There’s a final thought that needs to be brought up, and that is perception Mike Brown did not get a fair shake, and that this is a common theme with black head coaches in the NBA. David Aldridge wrote yesterday about Mark Jackson.

The elephant in the room. Black coaches do better in the NBA than in any of the other major team sports played in the United States. Of late, black coaches who’ve failed at one stop get second (and, sometimes, third) chances to be head coaches. But black coaches — especially those who weren’t stars — still feel like they have to wait longer, and get fewer plumb jobs, than their white counterparts. You may not like that, but it’s the truth. You may disagree with them, but that’s how many — not all — of them feel.

Why do they feel this way? Marcus Thompson II of the Bay Area Mercury News had some of the best writing on the subject, last week.

NBA front offices are about connections and relationships and access. It’s about a community of people who know each other, spend time with each other off the court, have lots of money, interact with each other’s families and kids. Also in this circle is patience and understanding. Access and opportunity. Favors and back-scrathing. A certain comfort level.

And the bottom-line reality is that few African-American coaches exist in this circle.

And now there is one less African American head coach. I hope the process to hire a new head coach is more transparent than the one that was conducted to find a new Cavs GM. No one knows who else the Cavs interviewed for the that position, or if there were any people of color.
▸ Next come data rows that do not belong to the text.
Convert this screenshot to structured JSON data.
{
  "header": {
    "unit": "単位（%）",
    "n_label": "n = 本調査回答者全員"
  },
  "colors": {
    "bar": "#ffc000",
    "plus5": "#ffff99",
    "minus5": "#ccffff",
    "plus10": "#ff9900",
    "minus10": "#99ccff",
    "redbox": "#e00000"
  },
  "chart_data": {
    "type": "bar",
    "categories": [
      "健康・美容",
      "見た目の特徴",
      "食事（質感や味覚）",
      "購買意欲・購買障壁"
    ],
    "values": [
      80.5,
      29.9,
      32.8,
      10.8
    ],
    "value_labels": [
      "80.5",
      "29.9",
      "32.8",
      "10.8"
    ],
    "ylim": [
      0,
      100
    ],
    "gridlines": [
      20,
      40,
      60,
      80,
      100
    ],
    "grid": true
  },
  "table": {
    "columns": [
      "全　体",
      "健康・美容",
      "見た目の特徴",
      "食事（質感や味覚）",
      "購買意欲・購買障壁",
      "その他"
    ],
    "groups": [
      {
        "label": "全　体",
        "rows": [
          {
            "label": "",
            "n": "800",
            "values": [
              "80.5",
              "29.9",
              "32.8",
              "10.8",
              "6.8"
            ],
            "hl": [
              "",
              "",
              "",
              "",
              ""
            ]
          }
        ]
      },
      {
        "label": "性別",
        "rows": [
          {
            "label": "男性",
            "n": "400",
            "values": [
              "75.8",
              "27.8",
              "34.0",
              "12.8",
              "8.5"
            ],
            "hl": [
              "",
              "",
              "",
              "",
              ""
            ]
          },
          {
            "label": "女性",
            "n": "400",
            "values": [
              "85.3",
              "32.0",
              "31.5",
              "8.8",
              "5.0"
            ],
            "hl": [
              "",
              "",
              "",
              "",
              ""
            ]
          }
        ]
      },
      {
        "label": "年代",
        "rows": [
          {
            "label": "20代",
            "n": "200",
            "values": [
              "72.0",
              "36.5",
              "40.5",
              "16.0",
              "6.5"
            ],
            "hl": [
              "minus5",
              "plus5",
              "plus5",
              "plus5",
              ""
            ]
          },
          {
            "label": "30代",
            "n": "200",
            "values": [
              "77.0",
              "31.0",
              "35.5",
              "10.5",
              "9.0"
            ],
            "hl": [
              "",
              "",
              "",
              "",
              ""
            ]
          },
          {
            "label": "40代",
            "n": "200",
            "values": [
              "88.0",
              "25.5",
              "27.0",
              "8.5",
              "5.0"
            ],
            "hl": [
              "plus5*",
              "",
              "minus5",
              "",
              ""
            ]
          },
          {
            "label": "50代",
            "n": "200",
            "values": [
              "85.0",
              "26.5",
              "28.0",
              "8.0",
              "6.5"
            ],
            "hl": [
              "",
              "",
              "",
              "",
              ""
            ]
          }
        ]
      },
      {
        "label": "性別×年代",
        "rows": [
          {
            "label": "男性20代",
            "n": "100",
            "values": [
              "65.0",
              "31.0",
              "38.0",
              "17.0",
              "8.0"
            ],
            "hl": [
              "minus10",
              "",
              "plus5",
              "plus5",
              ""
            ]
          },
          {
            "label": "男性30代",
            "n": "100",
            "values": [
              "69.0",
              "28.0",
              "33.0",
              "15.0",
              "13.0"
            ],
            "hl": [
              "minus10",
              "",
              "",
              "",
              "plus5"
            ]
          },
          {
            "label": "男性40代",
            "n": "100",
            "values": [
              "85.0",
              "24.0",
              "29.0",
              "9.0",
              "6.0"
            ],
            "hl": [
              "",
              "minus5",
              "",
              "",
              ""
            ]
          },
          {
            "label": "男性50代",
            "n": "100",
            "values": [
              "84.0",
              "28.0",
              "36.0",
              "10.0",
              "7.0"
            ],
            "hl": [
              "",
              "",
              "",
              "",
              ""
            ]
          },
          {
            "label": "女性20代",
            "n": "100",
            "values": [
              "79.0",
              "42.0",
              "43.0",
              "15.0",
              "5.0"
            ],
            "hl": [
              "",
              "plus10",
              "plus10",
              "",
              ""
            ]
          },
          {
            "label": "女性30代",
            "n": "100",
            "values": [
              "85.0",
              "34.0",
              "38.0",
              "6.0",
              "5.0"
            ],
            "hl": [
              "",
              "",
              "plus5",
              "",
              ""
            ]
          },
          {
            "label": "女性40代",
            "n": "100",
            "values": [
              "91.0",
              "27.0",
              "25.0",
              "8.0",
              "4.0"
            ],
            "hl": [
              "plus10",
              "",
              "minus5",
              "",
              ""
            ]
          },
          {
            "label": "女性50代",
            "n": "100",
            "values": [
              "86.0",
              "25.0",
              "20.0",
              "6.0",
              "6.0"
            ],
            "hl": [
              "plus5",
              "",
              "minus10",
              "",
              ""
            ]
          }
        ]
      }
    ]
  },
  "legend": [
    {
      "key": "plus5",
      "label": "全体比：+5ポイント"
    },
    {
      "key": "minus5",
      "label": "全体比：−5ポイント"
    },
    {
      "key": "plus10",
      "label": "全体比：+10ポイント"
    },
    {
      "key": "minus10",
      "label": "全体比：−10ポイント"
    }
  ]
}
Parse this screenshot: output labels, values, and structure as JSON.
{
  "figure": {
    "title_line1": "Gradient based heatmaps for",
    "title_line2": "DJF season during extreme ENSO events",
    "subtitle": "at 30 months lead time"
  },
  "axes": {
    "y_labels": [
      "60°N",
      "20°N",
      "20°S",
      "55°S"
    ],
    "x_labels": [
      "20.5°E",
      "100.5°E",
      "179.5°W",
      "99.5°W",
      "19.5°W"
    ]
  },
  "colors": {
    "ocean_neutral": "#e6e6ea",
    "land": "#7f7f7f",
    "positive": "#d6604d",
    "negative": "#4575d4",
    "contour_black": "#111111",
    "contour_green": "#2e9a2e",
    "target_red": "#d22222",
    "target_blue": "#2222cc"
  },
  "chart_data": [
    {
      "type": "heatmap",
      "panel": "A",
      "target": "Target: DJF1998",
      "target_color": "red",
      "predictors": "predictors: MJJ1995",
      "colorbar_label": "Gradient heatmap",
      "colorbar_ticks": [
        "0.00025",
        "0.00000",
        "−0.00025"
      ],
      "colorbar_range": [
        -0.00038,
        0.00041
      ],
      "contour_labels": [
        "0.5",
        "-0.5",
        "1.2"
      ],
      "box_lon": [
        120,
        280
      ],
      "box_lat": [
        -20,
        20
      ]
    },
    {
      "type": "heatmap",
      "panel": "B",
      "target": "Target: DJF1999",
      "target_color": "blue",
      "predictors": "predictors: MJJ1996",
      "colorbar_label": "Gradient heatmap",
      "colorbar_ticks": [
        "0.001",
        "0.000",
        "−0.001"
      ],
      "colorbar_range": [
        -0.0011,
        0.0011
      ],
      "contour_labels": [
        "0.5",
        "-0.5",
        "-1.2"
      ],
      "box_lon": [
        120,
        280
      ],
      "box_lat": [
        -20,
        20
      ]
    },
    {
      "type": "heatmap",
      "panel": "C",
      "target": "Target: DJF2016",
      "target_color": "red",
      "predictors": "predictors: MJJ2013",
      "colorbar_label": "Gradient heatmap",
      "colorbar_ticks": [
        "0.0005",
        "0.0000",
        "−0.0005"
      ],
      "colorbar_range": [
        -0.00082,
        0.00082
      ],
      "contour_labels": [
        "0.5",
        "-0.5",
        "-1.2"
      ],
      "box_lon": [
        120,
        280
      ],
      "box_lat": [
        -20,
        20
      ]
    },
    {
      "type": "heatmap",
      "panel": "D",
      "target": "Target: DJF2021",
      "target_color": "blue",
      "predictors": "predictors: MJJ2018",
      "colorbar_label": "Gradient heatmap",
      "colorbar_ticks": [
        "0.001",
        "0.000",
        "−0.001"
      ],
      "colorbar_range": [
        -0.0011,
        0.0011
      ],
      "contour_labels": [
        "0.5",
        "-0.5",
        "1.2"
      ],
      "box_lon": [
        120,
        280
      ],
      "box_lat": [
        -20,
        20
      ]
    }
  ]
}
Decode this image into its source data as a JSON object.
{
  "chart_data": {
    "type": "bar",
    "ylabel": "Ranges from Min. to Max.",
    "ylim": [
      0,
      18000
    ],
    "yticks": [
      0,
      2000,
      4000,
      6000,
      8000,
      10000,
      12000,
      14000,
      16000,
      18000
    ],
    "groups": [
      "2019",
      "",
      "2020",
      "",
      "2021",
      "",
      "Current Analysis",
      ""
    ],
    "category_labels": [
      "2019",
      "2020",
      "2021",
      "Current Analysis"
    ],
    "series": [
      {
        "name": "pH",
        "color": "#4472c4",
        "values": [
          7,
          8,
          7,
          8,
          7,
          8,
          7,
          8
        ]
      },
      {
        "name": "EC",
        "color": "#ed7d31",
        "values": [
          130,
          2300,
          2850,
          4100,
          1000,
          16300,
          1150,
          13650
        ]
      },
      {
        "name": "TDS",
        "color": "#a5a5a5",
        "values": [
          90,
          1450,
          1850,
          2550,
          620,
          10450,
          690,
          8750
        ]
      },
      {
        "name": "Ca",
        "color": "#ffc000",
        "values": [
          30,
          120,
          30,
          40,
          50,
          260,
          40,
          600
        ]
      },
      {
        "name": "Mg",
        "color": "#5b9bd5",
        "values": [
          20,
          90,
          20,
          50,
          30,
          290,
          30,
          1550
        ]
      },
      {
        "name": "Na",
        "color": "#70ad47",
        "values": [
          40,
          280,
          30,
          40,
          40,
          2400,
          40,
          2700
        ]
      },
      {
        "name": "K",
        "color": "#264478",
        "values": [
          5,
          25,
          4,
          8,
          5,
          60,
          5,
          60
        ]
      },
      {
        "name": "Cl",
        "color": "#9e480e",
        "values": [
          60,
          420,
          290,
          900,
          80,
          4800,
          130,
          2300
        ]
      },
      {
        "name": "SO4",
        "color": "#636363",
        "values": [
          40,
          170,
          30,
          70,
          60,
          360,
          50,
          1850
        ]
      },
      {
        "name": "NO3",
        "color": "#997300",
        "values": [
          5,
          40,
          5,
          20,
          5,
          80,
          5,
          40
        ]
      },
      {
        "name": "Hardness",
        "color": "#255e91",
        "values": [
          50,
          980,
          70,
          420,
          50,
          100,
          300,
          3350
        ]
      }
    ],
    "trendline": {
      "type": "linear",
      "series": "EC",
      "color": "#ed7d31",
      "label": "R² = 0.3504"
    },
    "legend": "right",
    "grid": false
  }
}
One of the best things the NFL ever did was require that teams interview minority head coaching candidates, which at the very least increases those candidates’ access. I hope David Griffin employs a similar strategy to not only interview minority candidates (which I’m sure he’ll do — the NBA has always been at the forefront of giving minorities coaching opportunities). But I also hope Griffin interviews to those outside of his “community of people.” I have a feeling that the reason Mike Brown is no longer coach of the Cavs has nothing to do with race, and everything to do with not being in that community.